It's seldom that there is a single "point" at which the "outcome value changes." There's usually a gradation with respect to a predictor in terms of the probability of a particular outcome.
So what usually works best for a binary outcome is a probability model for the outcome that takes as much information into account without overfitting. Furthermore, with binary outcomes there's a particular risk of omitted-variable bias; if you leave out any predictor associated with outcome it can make it harder to identify other predictors associated with outcome.
In that context, looking for separate cutoffs for each of the predictors based on ROC is throwing away the detailed information about how probability of outcome changes with each topic's probability. It's also treating the topics separately instead of together.

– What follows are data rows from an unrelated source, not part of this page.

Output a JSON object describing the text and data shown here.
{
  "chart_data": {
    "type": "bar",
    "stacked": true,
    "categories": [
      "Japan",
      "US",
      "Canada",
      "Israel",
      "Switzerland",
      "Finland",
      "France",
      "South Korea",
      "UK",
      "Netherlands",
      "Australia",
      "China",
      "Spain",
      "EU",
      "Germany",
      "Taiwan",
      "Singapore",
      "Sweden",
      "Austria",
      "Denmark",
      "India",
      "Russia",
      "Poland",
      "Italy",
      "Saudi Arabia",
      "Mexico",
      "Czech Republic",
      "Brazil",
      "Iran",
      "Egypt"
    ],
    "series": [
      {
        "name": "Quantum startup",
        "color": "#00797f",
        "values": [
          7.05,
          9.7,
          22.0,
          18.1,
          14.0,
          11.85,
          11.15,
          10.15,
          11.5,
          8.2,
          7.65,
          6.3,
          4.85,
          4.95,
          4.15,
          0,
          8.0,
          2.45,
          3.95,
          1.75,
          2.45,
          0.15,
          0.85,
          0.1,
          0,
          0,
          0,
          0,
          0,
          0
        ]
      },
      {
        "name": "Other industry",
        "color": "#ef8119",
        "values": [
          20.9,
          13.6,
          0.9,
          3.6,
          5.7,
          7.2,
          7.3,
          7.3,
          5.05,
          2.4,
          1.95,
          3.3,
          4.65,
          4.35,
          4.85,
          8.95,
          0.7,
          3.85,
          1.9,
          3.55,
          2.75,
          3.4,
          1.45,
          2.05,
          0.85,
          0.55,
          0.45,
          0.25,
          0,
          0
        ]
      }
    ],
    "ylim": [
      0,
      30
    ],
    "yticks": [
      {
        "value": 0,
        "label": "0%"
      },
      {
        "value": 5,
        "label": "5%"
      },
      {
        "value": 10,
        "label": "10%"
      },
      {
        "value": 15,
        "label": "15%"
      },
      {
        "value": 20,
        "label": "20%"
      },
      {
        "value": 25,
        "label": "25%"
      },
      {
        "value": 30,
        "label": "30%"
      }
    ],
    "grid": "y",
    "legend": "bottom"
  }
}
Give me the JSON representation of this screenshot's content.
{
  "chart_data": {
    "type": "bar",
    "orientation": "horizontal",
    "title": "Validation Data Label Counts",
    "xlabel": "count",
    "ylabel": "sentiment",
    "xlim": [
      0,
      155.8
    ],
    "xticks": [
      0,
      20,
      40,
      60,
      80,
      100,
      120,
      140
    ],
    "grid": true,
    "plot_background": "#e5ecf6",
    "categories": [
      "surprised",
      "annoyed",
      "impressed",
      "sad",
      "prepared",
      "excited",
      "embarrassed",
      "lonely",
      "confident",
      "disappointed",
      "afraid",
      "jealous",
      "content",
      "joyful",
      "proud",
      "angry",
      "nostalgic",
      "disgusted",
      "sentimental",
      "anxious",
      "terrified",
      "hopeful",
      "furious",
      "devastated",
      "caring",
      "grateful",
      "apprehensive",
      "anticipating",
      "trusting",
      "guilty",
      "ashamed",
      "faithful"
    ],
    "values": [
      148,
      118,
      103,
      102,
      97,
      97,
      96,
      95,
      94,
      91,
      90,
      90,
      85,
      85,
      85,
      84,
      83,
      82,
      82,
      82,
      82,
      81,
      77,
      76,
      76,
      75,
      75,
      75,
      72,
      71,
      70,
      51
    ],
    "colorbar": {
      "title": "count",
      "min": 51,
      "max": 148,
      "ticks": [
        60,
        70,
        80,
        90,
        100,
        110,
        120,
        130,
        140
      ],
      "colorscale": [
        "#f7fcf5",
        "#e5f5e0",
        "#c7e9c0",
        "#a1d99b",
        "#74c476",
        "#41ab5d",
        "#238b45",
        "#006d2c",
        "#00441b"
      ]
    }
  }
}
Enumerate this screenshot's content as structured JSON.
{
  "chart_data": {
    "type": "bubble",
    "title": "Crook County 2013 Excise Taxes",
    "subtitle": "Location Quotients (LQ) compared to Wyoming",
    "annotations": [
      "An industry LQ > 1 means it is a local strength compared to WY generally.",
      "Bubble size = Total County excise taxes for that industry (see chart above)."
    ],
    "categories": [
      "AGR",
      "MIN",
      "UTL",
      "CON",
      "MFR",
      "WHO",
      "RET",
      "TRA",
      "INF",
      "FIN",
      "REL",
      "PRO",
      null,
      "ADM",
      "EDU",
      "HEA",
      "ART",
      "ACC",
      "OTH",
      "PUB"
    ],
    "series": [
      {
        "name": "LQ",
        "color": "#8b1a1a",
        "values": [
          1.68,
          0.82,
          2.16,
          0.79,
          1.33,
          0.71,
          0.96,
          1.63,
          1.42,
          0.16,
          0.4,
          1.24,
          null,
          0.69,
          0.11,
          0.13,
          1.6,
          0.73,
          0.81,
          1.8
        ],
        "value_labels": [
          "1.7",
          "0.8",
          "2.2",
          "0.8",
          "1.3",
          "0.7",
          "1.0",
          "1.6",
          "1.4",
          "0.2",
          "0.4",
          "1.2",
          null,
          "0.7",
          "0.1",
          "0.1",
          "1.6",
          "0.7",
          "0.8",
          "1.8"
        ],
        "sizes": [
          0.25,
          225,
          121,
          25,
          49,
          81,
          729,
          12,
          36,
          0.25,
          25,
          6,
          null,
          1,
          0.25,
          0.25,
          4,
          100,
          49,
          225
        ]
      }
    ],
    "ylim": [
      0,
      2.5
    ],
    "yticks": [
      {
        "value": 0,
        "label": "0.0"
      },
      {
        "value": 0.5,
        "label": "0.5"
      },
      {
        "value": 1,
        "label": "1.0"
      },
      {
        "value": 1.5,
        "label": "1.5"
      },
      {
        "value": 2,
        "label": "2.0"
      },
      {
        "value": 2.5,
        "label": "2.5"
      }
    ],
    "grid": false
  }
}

So instead of looking at your topic probabilities separately with respect to outcome, it would seem to make the most sense to combine them into a single model. A simple model might be a logistic regression model that includes each topic probability as a predictor, which in R might be written for a 0/1 outcome
like:
glm(outcome ~ T1 + T2 + T3 + T4 + T5, family = "binomial")
where T1 etc represent the probabilities found for the corresponding topic mappings. That provides a probability model for outcome
that uses all the probability information about each of the topics together at once. In principle that could be extended to a mixed model in which you allow for differences among individuals.
Then you can get an ROC that combines information from all of your topic mappings at once. You then use your knowledge of the subject matter and the goals of your project (e.g., how much more costly are false negatives than false positives for you) if you need to choose a probability cutoff that best represents the "point" at which the "outcome value changes."